Pourquoi l'écrivain Antoine Bello cède ses droits d'auteur 2014 à Wikipedia
Antoine Bello est l'auteur d'une pasionnante trilogie sur la falsification. Et d'un roman américain sur les paradoxes du capitalisme made in USA. © C.C. Wikipedia

L'Usine digitale : Pourquoi avez-vous décidé de soutenir Wikipedia en lui donnant vos droits d’auteur de 2014 ?

Antoine Bello : Je soutiens Wikipedia depuis longtemps, car c’est une cause qui me tient à cœur et pas seulement parce qu’il m’arrive de m’y documenter pour mes romans. Wikipedia est un projet fantastique et j’avais envie de faire quelque chose de plus sérieux.

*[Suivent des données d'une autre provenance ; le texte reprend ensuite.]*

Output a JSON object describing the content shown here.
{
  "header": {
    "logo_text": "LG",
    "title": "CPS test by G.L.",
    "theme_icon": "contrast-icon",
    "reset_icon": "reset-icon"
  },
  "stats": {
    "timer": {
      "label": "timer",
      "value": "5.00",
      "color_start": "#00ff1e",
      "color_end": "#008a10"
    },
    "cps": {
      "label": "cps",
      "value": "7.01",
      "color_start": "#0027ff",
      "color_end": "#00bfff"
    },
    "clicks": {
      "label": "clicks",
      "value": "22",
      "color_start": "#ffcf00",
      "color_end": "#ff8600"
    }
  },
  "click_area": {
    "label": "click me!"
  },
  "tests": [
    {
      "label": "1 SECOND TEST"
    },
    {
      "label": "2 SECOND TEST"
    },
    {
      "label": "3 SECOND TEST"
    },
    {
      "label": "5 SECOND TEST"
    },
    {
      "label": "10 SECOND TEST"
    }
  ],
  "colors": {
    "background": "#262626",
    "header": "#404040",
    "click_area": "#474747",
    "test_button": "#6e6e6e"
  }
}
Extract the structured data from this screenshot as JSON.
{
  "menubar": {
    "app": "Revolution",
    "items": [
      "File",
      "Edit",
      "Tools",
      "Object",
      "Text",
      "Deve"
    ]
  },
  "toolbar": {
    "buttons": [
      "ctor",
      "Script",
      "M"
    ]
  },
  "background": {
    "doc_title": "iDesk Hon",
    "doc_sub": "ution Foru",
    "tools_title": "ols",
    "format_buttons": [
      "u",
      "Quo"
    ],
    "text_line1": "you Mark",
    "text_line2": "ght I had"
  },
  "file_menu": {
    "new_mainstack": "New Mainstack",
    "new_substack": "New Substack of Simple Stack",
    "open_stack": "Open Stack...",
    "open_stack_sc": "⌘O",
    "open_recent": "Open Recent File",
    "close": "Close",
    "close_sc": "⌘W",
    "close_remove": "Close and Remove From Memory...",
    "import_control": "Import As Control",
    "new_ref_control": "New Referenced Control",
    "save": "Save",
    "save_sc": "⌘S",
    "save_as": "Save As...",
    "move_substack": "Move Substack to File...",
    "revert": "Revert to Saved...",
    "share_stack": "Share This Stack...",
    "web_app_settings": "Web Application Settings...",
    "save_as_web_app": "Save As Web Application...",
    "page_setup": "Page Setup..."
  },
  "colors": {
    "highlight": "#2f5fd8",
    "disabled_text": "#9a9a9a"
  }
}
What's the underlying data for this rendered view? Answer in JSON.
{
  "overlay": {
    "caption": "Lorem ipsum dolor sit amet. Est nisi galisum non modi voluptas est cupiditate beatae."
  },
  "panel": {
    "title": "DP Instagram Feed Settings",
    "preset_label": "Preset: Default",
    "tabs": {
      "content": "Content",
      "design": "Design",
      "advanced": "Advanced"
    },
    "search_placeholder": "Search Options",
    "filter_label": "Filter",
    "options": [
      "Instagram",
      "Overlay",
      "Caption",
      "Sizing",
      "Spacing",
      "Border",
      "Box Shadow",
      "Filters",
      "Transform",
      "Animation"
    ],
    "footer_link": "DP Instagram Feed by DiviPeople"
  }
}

Il y a quelques mois j’ai rencontré l’équipe de Wikipedia à San Francisco, des gens que j’ai trouvés formidables, idéalistes et passionnés.

 

Les résultats auxquels ils sont arrivés en quelques années sont impressionnants. Je me souviens très bien de l’époque où il n’y avait que trente mille articles. Aujourd’hui, l’encyclopédie propose des articles dans 288 langues, un nombre en croissance constante. Et ils innovent, comme avec le simple english, un anglais simplifié qui peut être lu plus facilement par des jeunes ou des gens moins lettrés.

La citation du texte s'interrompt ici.